Asia has the population to make setting up a cryptocurrency exchange there exceptionally lucrative, but more and more restrictions are now seeing leading exchanges pull out of the area. While there’s no denying that there are millions of investors all too ready to invest in cryptocurrencies – with 3.5 million in Japan alone – it’s the governments that have caused exchanges to take another look at the feasibility of their presence.
Japan, in particular, is the latest country to impose restrictions and legislation that have caused the largest cryptocurrency exchanges to take a look at their bottom line. With regulatory uncertainties and continuously moving goalposts, one of the largest exchanges, Kraken, will be suspending services by the middle of June. They have been serving Japanese investors since late 2014.

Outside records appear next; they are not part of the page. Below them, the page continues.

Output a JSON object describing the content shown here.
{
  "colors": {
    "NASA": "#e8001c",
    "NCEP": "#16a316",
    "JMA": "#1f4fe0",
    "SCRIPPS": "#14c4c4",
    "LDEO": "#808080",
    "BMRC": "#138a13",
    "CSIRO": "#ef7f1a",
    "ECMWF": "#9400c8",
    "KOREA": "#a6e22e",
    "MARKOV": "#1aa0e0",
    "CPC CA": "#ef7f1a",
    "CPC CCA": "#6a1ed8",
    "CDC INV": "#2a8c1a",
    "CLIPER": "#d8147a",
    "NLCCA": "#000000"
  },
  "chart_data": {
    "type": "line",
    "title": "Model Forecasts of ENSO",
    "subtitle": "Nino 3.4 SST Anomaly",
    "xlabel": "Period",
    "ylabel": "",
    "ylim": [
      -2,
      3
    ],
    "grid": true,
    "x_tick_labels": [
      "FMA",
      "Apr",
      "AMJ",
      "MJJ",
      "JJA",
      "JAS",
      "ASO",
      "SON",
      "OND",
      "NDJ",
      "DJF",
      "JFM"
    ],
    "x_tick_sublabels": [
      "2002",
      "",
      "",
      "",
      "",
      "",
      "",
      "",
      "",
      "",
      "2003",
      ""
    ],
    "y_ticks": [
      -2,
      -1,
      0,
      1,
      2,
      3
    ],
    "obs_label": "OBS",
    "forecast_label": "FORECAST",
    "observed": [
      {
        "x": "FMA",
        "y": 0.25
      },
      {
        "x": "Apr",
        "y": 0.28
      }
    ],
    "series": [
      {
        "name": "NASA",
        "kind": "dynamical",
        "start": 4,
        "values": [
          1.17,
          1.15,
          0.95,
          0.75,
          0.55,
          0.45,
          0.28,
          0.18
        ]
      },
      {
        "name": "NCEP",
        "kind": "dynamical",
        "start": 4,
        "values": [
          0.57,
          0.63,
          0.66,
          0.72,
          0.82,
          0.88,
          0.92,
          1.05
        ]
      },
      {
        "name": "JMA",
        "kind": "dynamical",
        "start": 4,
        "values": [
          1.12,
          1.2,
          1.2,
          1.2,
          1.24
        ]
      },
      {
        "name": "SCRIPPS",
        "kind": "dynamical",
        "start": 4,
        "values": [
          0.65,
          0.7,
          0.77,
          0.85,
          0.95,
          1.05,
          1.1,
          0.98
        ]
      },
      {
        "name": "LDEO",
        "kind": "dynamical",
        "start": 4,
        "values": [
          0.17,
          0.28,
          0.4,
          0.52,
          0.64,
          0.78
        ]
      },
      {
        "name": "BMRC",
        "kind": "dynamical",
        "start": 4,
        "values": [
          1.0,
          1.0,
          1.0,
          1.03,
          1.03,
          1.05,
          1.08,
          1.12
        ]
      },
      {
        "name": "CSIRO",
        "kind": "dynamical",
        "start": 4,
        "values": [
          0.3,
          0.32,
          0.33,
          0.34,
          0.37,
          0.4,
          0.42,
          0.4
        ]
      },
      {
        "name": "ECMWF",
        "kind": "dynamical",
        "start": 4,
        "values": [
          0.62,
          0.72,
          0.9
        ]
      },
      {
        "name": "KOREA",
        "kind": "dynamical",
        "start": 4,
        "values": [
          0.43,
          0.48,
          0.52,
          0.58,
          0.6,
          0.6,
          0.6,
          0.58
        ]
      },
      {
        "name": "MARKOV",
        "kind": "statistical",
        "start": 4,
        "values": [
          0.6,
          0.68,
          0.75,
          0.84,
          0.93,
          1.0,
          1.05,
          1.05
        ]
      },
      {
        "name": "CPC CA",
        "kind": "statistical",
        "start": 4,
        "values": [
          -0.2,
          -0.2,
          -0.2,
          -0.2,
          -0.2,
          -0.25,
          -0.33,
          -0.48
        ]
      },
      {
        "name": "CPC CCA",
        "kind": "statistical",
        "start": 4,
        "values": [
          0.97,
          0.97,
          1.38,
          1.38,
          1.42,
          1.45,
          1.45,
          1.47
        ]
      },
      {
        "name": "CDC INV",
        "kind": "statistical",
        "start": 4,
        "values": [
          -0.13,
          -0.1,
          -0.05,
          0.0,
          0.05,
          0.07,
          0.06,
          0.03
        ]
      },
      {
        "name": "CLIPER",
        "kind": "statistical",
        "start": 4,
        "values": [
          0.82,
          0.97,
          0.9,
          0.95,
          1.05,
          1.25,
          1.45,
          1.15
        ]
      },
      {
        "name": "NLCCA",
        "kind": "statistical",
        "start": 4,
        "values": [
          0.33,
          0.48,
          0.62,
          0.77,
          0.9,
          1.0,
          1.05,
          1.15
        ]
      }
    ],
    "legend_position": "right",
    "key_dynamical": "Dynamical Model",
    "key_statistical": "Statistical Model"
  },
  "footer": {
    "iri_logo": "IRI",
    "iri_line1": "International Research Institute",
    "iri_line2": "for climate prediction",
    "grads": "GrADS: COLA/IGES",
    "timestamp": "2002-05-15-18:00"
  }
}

A Kraken spokesperson said choosing to pull out of Japan was not a decision made lightly but doing so had enabled them to focus on building their presence in other areas. While they were tight-lipped about the real reason, it’s easy to assume that new regulations in Japan have made it a logistical nightmare to keep providing investment opportunities in the country. It’s not off the table to consider revisiting Japan in the future, but right now, Japanese investors are asked to remove their funds by the end of June.
Japan’s tighter restrictions were made to increase transparency, and therefore safety, as well as protect consumers. To do so, they approved just 17 different currencies and 11 exchanges.
Japan is not the first country to cause problems for both investors and exchanges, as more and more nations aim to tighten their belts on this new phenomenon. China banned Initial Coin Offerings (ICOs) and closed exchanges, while South Korea is looking to halt anonymous trading. They have also put steps in place to prohibit ICOs as well. Restrictions have even been considered in Australia, with legislators and the financial intelligence agency looking into laws to control its use.
Investing in cryptocurrency is only getting tougher, so those looking to invest are encouraged to take a look at their country’s legislation and proposed laws before going ahead.